Very impressive speeds seen here. We also tested throughput to USB connected storage. We used a Kingston HyperX flash drive to avoid the storage being the bottleneck.
Writes speeds were a bit low here. Our flash drive was NTFS formatted, and sometimes added NTFS overhead limits write speeds with lower power NAS devices, so we formatted it exFAT (the only other option presented in Windows 8.1 with a 128GB flash drive). The EX2 would not recognize the drive. After further research, we found this at WD support:
It appears the My Cloud devices can not communicate with exFAT formatted devices. We repeated the test with a smaller FAT32 formatted flash drive (Windows allows FAT32 on flash devices 32GB and below) and saw similar write speeds as those noted with NTFS, so the write speed bottleneck appears to be elsewhere in the chain.

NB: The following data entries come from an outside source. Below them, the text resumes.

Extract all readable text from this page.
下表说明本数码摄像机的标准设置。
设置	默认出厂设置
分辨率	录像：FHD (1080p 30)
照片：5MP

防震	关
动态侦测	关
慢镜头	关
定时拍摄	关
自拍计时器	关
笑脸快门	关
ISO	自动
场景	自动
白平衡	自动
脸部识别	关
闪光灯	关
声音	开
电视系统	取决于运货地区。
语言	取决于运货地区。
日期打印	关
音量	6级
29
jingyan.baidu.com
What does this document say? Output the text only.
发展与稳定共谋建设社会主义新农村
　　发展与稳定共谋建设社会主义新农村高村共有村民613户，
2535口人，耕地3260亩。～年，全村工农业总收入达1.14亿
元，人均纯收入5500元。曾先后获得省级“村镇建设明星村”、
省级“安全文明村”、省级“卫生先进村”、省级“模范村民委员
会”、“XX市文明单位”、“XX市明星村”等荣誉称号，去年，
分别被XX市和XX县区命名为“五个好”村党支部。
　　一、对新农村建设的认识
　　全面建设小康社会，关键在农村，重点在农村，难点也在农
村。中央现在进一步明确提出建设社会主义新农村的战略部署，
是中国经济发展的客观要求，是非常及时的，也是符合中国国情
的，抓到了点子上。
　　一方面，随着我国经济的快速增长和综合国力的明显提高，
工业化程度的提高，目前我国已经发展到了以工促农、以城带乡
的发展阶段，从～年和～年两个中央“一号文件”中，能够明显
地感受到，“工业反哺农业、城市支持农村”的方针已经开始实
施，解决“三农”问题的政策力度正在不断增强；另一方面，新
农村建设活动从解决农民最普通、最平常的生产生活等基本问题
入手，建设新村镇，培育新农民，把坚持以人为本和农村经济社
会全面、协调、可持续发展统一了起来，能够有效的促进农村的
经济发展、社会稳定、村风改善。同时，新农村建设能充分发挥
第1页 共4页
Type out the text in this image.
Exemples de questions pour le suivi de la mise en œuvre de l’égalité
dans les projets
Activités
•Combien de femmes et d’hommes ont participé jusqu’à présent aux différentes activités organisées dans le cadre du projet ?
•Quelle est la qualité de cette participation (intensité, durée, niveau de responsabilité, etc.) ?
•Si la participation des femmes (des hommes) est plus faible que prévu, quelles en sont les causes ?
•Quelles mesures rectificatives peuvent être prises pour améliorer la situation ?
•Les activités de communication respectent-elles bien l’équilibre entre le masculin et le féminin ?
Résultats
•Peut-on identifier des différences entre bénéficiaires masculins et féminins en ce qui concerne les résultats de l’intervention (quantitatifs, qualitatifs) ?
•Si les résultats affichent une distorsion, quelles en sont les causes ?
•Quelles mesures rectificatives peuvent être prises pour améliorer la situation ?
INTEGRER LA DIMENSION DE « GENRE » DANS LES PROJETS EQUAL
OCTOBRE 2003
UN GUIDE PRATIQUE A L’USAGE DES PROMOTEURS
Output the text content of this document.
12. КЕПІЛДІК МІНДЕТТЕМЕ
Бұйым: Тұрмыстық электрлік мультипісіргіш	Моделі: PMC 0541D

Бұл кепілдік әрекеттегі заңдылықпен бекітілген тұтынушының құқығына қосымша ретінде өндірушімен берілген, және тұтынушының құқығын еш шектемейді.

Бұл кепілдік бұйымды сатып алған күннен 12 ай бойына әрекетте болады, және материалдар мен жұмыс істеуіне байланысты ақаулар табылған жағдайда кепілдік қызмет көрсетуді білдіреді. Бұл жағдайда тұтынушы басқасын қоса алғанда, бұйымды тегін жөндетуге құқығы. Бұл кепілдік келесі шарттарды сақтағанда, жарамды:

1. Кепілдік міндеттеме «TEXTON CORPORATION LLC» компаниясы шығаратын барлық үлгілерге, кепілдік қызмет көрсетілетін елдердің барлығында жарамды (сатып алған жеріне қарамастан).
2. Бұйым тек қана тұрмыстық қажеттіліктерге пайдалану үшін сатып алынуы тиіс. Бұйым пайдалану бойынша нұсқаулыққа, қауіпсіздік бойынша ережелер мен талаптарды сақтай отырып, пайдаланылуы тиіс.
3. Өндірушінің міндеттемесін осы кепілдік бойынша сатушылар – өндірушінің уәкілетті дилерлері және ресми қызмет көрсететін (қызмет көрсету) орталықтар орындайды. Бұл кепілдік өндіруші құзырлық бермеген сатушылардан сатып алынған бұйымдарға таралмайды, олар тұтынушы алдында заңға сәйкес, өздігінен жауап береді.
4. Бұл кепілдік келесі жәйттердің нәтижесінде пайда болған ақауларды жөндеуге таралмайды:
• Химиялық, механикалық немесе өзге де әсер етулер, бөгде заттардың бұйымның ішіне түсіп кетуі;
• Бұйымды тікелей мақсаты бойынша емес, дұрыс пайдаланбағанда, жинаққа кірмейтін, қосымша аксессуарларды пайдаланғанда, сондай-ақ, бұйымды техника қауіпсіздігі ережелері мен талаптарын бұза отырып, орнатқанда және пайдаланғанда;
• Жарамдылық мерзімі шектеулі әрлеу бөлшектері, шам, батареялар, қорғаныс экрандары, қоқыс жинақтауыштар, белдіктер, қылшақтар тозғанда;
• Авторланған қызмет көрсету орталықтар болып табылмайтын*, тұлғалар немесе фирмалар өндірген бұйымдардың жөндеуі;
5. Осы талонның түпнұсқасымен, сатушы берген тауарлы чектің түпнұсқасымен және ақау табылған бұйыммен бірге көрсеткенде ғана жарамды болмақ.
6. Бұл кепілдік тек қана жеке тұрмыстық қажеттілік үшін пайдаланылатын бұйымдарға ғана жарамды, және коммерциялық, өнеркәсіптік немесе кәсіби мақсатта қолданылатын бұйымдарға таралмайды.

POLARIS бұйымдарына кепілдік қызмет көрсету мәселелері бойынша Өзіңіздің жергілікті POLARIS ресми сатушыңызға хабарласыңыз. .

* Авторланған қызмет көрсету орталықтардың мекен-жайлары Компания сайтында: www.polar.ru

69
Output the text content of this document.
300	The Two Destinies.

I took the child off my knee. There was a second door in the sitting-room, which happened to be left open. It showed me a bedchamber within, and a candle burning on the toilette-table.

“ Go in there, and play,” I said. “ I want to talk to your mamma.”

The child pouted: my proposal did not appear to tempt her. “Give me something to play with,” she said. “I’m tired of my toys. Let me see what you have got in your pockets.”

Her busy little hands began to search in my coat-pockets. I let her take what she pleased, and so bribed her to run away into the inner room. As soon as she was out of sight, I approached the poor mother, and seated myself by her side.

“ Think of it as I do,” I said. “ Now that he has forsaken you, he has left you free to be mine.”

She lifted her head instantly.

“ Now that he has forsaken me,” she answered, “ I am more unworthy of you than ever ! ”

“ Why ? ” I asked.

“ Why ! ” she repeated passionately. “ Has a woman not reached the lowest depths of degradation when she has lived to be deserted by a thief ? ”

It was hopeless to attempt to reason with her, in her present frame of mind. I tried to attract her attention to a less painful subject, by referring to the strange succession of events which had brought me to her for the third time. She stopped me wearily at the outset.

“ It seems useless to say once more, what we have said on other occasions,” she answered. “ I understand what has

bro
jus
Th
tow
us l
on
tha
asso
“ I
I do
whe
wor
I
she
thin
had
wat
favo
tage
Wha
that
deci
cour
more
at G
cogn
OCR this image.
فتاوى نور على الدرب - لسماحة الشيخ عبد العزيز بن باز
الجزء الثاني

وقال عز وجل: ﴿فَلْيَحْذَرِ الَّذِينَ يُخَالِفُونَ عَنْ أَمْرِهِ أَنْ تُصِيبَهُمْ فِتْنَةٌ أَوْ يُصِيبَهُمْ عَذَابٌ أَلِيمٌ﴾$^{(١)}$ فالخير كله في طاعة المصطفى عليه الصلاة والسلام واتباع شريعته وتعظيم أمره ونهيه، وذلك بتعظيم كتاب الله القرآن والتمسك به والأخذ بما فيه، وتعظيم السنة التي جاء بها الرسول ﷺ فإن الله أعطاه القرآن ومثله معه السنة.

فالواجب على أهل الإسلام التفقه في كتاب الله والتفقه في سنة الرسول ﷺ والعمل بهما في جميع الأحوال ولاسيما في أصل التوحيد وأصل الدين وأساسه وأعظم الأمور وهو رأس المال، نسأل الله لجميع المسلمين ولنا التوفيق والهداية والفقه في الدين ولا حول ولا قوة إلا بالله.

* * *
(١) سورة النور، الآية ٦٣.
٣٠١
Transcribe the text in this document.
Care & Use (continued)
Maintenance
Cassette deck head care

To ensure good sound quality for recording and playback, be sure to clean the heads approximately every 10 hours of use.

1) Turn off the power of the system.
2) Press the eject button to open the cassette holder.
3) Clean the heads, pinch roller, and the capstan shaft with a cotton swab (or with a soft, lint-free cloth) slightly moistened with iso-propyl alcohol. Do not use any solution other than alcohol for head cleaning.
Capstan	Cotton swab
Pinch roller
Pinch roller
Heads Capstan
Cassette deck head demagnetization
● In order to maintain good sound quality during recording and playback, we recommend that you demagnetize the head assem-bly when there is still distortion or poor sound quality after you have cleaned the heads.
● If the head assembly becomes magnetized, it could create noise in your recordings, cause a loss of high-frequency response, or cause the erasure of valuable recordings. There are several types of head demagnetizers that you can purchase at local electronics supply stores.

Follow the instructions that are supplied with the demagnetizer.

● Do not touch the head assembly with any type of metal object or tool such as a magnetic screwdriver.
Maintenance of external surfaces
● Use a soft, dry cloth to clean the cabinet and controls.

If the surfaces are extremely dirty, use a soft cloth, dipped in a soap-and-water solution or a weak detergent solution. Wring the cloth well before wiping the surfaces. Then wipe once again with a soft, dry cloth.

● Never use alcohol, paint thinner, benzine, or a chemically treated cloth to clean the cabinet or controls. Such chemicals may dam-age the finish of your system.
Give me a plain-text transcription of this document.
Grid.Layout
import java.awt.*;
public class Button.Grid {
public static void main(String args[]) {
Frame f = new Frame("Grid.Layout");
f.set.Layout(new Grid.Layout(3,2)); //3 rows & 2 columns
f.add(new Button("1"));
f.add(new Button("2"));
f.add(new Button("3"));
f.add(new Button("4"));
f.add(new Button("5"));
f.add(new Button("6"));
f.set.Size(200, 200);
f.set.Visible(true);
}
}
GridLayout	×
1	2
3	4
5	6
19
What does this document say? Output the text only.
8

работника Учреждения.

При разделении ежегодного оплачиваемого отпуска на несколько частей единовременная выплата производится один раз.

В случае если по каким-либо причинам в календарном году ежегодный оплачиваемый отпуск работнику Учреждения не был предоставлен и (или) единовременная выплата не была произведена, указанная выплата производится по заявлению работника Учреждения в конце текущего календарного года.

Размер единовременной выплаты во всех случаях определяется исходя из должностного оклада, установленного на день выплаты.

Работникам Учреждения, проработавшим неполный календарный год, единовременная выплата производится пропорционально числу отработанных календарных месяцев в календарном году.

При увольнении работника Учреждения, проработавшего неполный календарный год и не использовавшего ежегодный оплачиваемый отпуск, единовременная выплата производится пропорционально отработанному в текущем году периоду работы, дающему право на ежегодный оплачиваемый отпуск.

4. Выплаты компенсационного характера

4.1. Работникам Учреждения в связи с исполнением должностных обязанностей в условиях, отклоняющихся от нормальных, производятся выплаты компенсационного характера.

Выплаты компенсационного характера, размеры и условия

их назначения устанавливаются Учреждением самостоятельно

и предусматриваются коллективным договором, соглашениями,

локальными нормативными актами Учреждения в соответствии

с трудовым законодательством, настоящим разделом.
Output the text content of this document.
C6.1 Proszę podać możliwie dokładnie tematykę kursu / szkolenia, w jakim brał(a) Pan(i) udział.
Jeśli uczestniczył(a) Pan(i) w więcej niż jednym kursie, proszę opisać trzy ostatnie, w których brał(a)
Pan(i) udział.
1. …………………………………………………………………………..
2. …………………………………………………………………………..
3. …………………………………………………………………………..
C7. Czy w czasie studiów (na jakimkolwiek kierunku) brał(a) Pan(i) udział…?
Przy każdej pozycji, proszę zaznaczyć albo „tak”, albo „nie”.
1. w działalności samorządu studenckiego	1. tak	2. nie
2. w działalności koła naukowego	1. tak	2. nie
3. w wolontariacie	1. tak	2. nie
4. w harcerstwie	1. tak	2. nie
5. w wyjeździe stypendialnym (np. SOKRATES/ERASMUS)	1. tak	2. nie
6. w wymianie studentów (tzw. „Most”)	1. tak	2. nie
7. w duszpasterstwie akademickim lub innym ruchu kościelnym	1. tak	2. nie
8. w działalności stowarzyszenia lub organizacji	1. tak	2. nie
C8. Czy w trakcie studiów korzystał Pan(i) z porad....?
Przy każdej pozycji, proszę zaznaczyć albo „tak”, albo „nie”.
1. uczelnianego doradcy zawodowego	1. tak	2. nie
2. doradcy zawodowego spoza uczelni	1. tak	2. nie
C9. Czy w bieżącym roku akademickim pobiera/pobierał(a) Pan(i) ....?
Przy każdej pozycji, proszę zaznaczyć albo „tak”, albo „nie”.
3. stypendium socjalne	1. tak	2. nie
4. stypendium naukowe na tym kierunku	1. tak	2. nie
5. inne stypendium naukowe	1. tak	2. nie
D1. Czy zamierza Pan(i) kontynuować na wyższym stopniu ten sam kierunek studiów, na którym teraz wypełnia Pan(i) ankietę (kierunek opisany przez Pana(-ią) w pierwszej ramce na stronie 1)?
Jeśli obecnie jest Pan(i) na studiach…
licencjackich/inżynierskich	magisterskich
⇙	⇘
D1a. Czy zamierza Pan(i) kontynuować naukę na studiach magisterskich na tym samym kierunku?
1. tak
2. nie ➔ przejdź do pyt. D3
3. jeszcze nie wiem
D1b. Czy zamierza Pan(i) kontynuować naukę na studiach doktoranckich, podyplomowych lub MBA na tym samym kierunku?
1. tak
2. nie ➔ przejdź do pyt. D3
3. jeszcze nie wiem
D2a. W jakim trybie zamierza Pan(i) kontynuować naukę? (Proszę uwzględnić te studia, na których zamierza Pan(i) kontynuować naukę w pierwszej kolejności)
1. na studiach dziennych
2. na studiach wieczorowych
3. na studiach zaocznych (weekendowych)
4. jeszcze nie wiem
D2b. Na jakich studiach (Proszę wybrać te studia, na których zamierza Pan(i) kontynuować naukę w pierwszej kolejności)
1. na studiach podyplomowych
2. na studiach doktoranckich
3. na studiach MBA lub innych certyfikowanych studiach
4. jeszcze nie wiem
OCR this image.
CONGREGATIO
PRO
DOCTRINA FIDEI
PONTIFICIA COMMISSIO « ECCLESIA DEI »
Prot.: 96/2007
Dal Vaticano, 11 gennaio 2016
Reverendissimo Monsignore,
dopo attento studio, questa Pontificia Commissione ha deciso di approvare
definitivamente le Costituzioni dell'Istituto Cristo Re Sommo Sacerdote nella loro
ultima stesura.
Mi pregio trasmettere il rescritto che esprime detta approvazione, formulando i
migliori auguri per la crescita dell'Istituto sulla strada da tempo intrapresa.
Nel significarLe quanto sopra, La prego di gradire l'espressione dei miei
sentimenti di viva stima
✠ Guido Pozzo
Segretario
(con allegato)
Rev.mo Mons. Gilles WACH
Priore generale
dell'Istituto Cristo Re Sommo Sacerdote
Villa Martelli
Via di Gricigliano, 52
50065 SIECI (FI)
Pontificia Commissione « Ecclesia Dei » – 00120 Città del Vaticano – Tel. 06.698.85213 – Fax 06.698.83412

- Compact, efficient, silent design
- Excellent network throughput
- Great out of the box / setup experience
- Relatively low write speeds to externally connected USB devices
- exFAT not supported on USB devices
- 0TB (diskless): $200 (Amazon.com link)
- 4TB (2x2TB): $370 (Amazon.com link)
- 6TB (2x3TB): $470 (Amazon.com link)
- 8TB (2x4TB): $570 (Amazon.com link)
The Western Digital EX2 fills an important gap in home network storage devices. RAID adds much needed redundancy, and Western Digital's My Cloud suite lets you get to that redundantly stored data from just about anywhere – even away from home. Speeds were noted to be very good, as the EX2 turned in read speeds exceeding 100 MB/sec over the local network. There were a few quirks in write speeds to USB connected devices, but NAS devices always seem to be picky about writing to externally connected media. Overall, the Western Digital EX2 was impressive, packing a lot of functionality and storage into a neat and tidy package.